Today I received an e-mail from my friend George Mellinger of Veteran-American Voices, an author and historian. His e-mail contained the links to 2 documentaries about Vietnam War, attempting to correct the misconceptions about that war and explain the role of the media during that war. Apparently they are being posted on YouTube in pieces and also available for download in full.
The first documentary is called "Vietnam War - The Real Story":
Full 1-hour version is available for download here.
The second one is called "Vietnam War - The Impact of Media":
Full 1-hour version is available for download here.
So, why is the history of Vietnam War important now? Because then, as now, our enemies used our Left and our leftist-dominated media to defeat us. We need to learn from history in order to prevent this from happening again. In conclusion, let me quote a journalist who participated in these documentaries, Robert Elegant. He wrote an article entitled "How to lose a war". Obviously, I highly recommend reading the whole thing. The article is full of "money" quotes.

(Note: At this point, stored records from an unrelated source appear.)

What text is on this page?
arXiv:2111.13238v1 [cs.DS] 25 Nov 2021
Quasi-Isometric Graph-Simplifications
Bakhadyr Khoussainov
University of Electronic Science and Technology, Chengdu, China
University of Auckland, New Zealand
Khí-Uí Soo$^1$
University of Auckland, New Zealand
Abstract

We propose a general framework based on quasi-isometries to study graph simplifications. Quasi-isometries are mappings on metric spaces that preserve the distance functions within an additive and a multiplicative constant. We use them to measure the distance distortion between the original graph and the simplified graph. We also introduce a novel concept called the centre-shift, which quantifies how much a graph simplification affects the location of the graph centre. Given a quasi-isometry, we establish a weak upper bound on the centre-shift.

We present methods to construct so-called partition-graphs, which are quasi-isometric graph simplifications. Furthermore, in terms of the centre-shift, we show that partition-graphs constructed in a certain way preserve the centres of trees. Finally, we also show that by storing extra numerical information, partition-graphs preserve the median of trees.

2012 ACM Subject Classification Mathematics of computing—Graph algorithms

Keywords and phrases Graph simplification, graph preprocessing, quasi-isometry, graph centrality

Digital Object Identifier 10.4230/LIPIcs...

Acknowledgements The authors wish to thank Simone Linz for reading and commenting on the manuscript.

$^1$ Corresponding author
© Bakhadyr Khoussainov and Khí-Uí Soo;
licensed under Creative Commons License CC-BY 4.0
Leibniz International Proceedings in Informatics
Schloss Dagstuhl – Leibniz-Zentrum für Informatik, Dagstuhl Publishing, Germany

But here is the conclusion:
...As long as the "Viet Nam Syndrome" afflicts the media, it seems to me that it will be virtually impossible for the West to conduct an effective foreign policy. It is apparently irrelevant that the expectations of paradise after Hanoi's victory evoked by "the critics of the American war" became the purgatory the Indochinese people have suffered. Just as many denizens of the antebellum American South did not know that "Damyankee" was really two words, an entire generation in Europe and the United States behaves as if "the dirty, immoral war in Viet Nam" were an irrefutable and inseparable dogma. Merely equate El Salvador (or any other American intervention) to Viet Nam — and not only the American public but all "liberal" Europeans will condemn it without reservation. That is all they need to know. In its final effect — what has over the last decade been called "the paralysis of political will "— it will make it especially difficult for the United States to honor any political commitment anywhere in the world where small and threatened nations may expect American support for their independent existence. Before they fall to an aggressor, they will have been victimized by "the Viet Nam Syndrome."

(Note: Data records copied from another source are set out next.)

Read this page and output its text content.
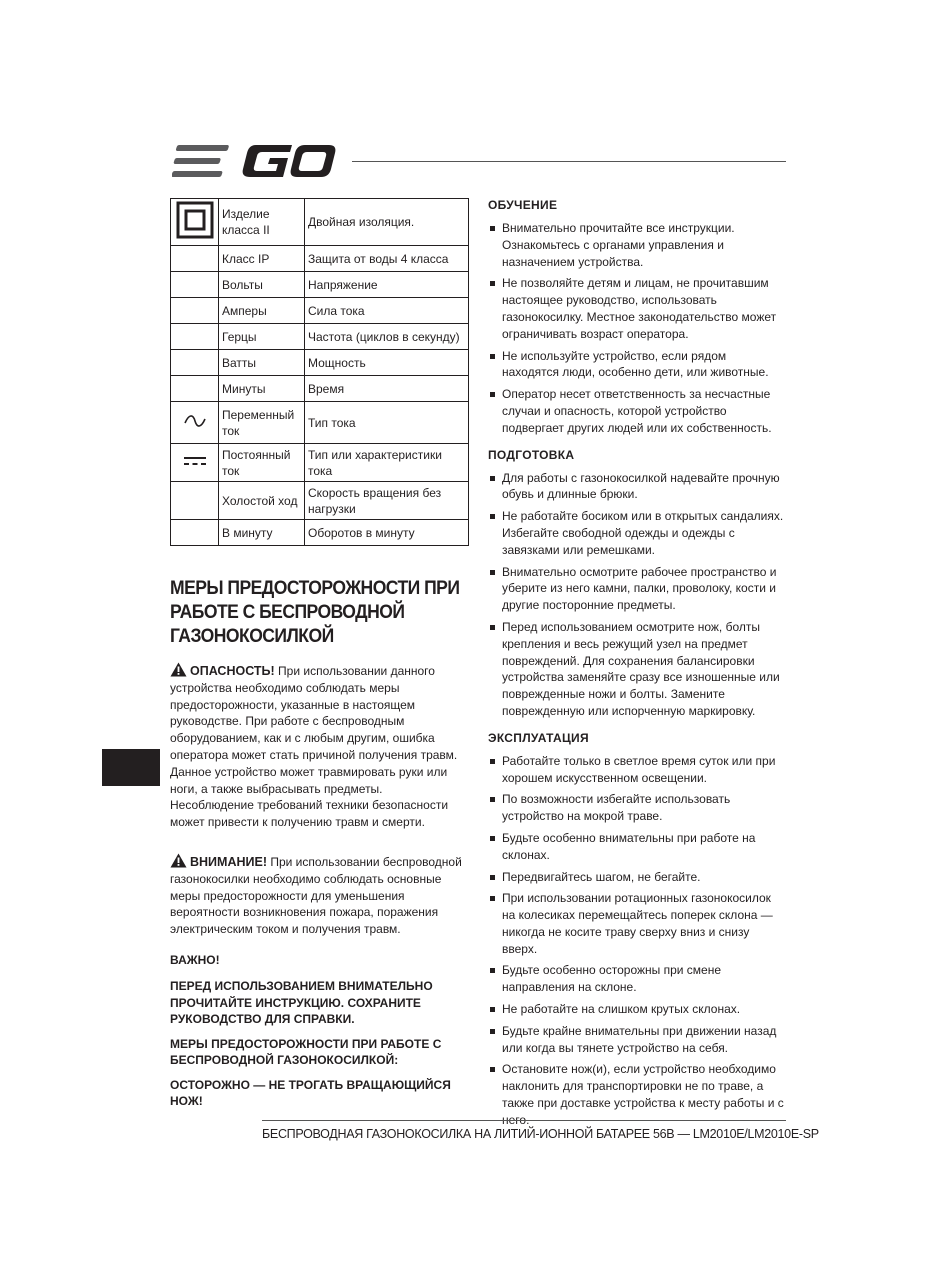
	Изделие класса II	Двойная изоляция.
	Класс IP	Защита от воды 4 класса
	Вольты	Напряжение
	Амперы	Сила тока
	Герцы	Частота (циклов в секунду)
	Ватты	Мощность
	Минуты	Время
	Переменный ток	Тип тока
	Постоянный ток	Тип или характеристики тока
	Холостой ход	Скорость вращения без нагрузки
	В минуту	Оборотов в минуту
МЕРЫ ПРЕДОСТОРОЖНОСТИ ПРИ РАБОТЕ С БЕСПРОВОДНОЙ ГАЗОНОКОСИЛКОЙ

ОПАСНОСТЬ! При использовании данного устройства необходимо соблюдать меры предосторожности, указанные в настоящем руководстве. При работе с беспроводным оборудованием, как и с любым другим, ошибка оператора может стать причиной получения травм. Данное устройство может травмировать руки или ноги, а также выбрасывать предметы. Несоблюдение требований техники безопасности может привести к получению травм и смерти.

ВНИМАНИЕ! При использовании беспроводной газонокосилки необходимо соблюдать основные меры предосторожности для уменьшения вероятности возникновения пожара, поражения электрическим током и получения травм.

ВАЖНО!

ПЕРЕД ИСПОЛЬЗОВАНИЕМ ВНИМАТЕЛЬНО ПРОЧИТАЙТЕ ИНСТРУКЦИЮ. СОХРАНИТЕ РУКОВОДСТВО ДЛЯ СПРАВКИ.

МЕРЫ ПРЕДОСТОРОЖНОСТИ ПРИ РАБОТЕ С БЕСПРОВОДНОЙ ГАЗОНОКОСИЛКОЙ:

ОСТОРОЖНО — НЕ ТРОГАТЬ ВРАЩАЮЩИЙСЯ НОЖ!

ОБУЧЕНИЕ
Внимательно прочитайте все инструкции. Ознакомьтесь с органами управления и назначением устройства.
Не позволяйте детям и лицам, не прочитавшим настоящее руководство, использовать газонокосилку. Местное законодательство может ограничивать возраст оператора.
Не используйте устройство, если рядом находятся люди, особенно дети, или животные.
Оператор несет ответственность за несчастные случаи и опасность, которой устройство подвергает других людей или их собственность.
ПОДГОТОВКА
Для работы с газонокосилкой надевайте прочную обувь и длинные брюки.
Не работайте босиком или в открытых сандалиях. Избегайте свободной одежды и одежды с завязками или ремешками.
Внимательно осмотрите рабочее пространство и уберите из него камни, палки, проволоку, кости и другие посторонние предметы.
Перед использованием осмотрите нож, болты крепления и весь режущий узел на предмет повреждений. Для сохранения балансировки устройства заменяйте сразу все изношенные или поврежденные ножи и болты. Замените поврежденную или испорченную маркировку.
ЭКСПЛУАТАЦИЯ
Работайте только в светлое время суток или при хорошем искусственном освещении.
По возможности избегайте использовать устройство на мокрой траве.
Будьте особенно внимательны при работе на склонах.
Передвигайтесь шагом, не бегайте.
При использовании ротационных газонокосилок на колесиках перемещайтесь поперек склона — никогда не косите траву сверху вниз и снизу вверх.
Будьте особенно осторожны при смене направления на склоне.
Не работайте на слишком крутых склонах.
Будьте крайне внимательны при движении назад или когда вы тянете устройство на себя.
Остановите нож(и), если устройство необходимо наклонить для транспортировки не по траве, а также при доставке устройства к месту работы и с него.
БЕСПРОВОДНАЯ ГАЗОНОКОСИЛКА НА ЛИТИЙ-ИОННОЙ БАТАРЕЕ 56В — LM2010E/LM2010E-SP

It has long appeared to me that the medical and legal professions enjoy one enormous advantage. If they err, doctors and lawyers may be blamed. Yet, except in the most flagrant cases, the client or the patient pays them again for correcting their mistakes — if they can, and if he can. But the media on Viet Nam, it has become blatantly obvious, have enjoyed even greater advantages. Even in the most flagrant cases, they have not been blamed. They have, rather, been acclaimed for their errors. Who can, ultimately, prove it otherwise? The peoples of the non-Communist world have paid dearly for these errors — and may well continue to pay.
Let's just hope that we can defeat that "Viet Nam Syndrome".